Une salariée est engagée en qualité d'animatrice, à compter du 1er février 2006, par une association.

Dans le dernier état de la relation contractuelle, elle occupait le poste d'animatrice aux nouvelles technologies à temps complet.

Par lettre du 23 janvier 2017, l'association lui notifie qu'en application de l'article L. 1226-2 du code du travail elle disposait d'un délai d'un mois à compter de la réception de cette correspondance pour faire connaître son acceptation ou son refus d'une proposition de réduction de son temps de travail hebdomadaire à 20 heures.

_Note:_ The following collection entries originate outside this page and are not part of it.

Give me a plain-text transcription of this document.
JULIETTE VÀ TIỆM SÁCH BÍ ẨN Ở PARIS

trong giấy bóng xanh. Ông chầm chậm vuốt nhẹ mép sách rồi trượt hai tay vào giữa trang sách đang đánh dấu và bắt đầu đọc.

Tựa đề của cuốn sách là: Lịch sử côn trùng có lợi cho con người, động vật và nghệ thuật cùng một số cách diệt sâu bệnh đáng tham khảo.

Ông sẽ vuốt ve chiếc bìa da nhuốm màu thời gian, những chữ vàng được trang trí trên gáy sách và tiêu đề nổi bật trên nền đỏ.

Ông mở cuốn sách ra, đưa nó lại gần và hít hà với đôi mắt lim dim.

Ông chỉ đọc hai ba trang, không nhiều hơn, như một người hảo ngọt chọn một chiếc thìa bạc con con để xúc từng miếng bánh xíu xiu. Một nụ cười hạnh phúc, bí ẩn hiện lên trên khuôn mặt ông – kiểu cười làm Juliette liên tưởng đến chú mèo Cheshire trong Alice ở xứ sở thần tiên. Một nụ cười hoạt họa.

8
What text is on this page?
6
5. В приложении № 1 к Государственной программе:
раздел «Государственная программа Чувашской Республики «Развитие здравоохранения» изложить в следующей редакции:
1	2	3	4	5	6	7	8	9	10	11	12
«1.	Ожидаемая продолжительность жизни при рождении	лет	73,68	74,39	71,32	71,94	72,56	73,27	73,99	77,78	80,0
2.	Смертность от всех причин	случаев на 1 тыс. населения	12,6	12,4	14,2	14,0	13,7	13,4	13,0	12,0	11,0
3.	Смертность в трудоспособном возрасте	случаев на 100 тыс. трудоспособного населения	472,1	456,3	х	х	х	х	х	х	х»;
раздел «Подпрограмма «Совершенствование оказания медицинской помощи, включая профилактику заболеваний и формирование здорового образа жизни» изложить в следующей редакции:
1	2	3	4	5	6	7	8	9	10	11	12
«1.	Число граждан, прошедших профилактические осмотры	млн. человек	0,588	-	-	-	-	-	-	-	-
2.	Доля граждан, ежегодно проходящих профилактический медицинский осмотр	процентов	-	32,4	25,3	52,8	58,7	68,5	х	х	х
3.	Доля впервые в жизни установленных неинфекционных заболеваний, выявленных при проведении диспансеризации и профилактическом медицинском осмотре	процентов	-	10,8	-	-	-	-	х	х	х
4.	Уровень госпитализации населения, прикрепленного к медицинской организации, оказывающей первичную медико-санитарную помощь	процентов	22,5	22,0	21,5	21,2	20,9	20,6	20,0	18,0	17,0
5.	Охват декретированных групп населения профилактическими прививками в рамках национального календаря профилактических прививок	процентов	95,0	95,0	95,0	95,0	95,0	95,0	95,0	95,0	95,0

L'association ayant considéré que la modification de son temps de travail était valablement intervenue dès lors qu'elle n'avait pas fait connaître son refus dans le délai d'un mois, la salariée saisit la juridiction prud'homale d'une demande de résiliation judiciaire de son contrat de travail aux torts exclusifs de l'employeur et de demandes en paiement de sommes subséquentes. 

La cour d'appel d'Aix en Provence, par un arrêt du 2 décembre 2021, donne raison à la salariée. 

Mais l’employeur décide de se pourvoir en cassation. 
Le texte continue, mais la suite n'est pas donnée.